Gigantische Kräfte auf kleinstem Raum: Mit Röntgenblitzen haben Forscher erstmals ein Molekül mit 54-facher positiver Ladung erzeugt – ein Rekord für die Ionisation per Licht. Dabei wurde ein Atom im Molekül kurzzeitig zu einem elektromagnetischen „Schwarzen Loch“: Seine extreme Ladung zog Elektronen aus dem umgebenden Molekül stärker an als es die Schwerkraft eines stellaren Schwarzen Lochs könnte, wie die Forscher im Fachmagazin „Nature“ berichten.
Bestrahlt man ein Atom mit energiereichem Röntgenlicht, schlagen die Photonen Elektronen aus der Atomhülle heraus – das Atom wird ionisiert. Dieser Prozess liefert wertvolle Einblicke in die Struktur des Atoms und seiner Hülle. Einem Atom jedoch einen Großteil seiner Elektronen zu entreißen, ist bisher nur in wenigen Fällen gelungen. Extreme Ionisationen ereignen sich aber auch am Ereignishorizont eines Schwarzen Lochs – beim „letzten Schrei“ der Materie.
54-fach positiv geladen
Einen neuen Rekord für die Ionisation mit Licht haben nun Artem Rudenko von der Kansas State University und seine Kollegen erzielt. Erstmals gelang es ihnen durch extrem energiereiche Röntgenblitze, einem Iodmethan-Molekül (CH3I) 54 seiner 62 Elektronen zu entreißen. Es entstand ein Molekül mit 54-fach positiver Ladung – ein neuer Rekord.

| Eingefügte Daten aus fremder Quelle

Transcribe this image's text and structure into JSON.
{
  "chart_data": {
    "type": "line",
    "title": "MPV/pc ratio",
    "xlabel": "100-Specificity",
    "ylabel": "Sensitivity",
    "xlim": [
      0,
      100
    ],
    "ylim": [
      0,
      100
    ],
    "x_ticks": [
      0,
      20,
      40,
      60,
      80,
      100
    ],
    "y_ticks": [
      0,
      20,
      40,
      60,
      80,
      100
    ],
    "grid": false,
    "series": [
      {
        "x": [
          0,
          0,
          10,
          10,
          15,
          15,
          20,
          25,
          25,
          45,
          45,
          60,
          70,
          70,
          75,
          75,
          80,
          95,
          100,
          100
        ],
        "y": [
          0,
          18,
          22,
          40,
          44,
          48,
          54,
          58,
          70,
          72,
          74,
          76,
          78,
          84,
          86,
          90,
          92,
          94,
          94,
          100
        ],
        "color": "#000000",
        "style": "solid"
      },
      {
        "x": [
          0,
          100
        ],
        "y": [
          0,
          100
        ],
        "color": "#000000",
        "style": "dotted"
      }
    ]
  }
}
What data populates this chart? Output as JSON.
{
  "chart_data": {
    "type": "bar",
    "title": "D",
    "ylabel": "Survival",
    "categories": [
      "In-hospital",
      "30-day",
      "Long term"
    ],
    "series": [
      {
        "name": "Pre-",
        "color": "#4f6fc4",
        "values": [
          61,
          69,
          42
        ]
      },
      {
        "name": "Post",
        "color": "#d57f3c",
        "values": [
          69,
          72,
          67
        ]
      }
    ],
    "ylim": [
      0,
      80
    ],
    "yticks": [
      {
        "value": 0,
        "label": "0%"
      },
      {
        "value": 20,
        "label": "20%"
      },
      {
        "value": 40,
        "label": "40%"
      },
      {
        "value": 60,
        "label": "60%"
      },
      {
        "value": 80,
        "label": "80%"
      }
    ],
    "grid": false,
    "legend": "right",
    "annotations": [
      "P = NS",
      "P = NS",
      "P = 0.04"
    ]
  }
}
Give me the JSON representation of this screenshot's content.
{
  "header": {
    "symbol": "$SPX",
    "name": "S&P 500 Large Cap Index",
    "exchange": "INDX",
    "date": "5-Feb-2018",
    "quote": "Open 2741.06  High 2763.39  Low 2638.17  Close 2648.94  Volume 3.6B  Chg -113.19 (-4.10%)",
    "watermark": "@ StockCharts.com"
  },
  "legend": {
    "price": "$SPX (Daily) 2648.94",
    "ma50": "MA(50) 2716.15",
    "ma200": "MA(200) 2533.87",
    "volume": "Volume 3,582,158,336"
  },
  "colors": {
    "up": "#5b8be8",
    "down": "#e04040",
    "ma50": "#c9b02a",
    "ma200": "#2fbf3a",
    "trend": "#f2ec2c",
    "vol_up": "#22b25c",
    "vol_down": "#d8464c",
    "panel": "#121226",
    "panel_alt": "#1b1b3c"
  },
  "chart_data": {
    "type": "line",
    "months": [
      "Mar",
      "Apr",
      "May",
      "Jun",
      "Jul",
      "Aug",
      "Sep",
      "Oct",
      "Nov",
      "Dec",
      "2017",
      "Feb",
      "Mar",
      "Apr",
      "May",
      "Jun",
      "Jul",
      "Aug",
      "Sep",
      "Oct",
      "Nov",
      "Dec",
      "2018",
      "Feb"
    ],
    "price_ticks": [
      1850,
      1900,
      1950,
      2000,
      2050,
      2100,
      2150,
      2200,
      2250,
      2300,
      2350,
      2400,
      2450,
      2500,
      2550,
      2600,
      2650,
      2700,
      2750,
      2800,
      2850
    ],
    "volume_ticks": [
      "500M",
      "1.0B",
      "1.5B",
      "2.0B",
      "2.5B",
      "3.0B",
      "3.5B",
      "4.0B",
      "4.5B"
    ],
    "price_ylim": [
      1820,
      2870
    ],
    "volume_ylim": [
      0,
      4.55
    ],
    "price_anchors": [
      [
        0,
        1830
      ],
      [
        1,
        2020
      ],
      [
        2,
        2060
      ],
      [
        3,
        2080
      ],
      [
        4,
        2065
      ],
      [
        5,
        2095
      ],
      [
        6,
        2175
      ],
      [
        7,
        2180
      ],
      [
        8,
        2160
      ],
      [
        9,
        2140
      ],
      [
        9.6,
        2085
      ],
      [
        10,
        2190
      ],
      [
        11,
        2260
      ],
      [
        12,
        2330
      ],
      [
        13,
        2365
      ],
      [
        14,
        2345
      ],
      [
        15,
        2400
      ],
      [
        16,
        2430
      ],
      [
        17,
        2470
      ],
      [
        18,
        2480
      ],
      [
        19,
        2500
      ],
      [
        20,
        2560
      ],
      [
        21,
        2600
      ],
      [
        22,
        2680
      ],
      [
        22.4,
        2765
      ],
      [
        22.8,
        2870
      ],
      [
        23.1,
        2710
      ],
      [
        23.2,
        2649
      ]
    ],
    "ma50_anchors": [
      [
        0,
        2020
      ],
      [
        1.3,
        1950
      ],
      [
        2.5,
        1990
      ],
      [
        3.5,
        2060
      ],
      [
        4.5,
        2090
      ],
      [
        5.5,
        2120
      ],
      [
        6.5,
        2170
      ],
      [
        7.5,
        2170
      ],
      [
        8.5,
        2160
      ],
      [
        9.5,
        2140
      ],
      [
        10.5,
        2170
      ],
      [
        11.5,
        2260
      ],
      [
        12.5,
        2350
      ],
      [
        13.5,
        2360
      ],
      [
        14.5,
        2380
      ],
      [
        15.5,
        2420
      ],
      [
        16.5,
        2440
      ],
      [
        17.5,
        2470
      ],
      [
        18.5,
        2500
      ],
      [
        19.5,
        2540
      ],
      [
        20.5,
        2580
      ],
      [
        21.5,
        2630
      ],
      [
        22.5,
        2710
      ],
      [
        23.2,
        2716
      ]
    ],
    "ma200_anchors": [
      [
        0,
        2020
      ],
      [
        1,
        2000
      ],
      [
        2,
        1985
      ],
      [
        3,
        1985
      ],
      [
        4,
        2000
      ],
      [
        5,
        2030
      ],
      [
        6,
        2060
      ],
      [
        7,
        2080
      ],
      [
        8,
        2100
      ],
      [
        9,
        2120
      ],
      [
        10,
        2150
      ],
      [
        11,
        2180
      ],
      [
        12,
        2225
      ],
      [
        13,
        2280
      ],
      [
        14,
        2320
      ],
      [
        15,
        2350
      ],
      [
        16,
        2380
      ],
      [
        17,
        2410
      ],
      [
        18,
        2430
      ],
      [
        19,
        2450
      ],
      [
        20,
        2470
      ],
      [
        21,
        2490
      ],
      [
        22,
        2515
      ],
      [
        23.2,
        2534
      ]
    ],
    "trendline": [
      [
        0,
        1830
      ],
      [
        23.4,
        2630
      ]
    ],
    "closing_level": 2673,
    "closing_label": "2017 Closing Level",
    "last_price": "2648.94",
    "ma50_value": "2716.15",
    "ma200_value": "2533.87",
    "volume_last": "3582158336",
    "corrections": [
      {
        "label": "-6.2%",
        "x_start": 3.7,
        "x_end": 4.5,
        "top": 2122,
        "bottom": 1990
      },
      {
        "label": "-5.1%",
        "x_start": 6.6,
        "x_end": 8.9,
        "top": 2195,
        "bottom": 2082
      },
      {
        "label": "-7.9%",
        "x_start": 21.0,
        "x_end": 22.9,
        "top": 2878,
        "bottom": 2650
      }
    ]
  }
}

„Das ist unseres Wissens die höchste Ionisation, die je mit Licht erreicht worden ist“, sagt Koautor Robin Santra vom Deutschen Elektronensynchrotron (DESY). Er und seine Kollegen nutzten für ihr Experiment die Linac Coherent Light Source (LCLS) am US-Beschleunigerzentrum SLAC in Kalifornien. Dieser Röntgenlaser kann hochfokussierte, ultrakurze Röntgenblitze mit einer Intensität von 100 Billiarden Kilowatt pro Quadratzentimeter produzieren.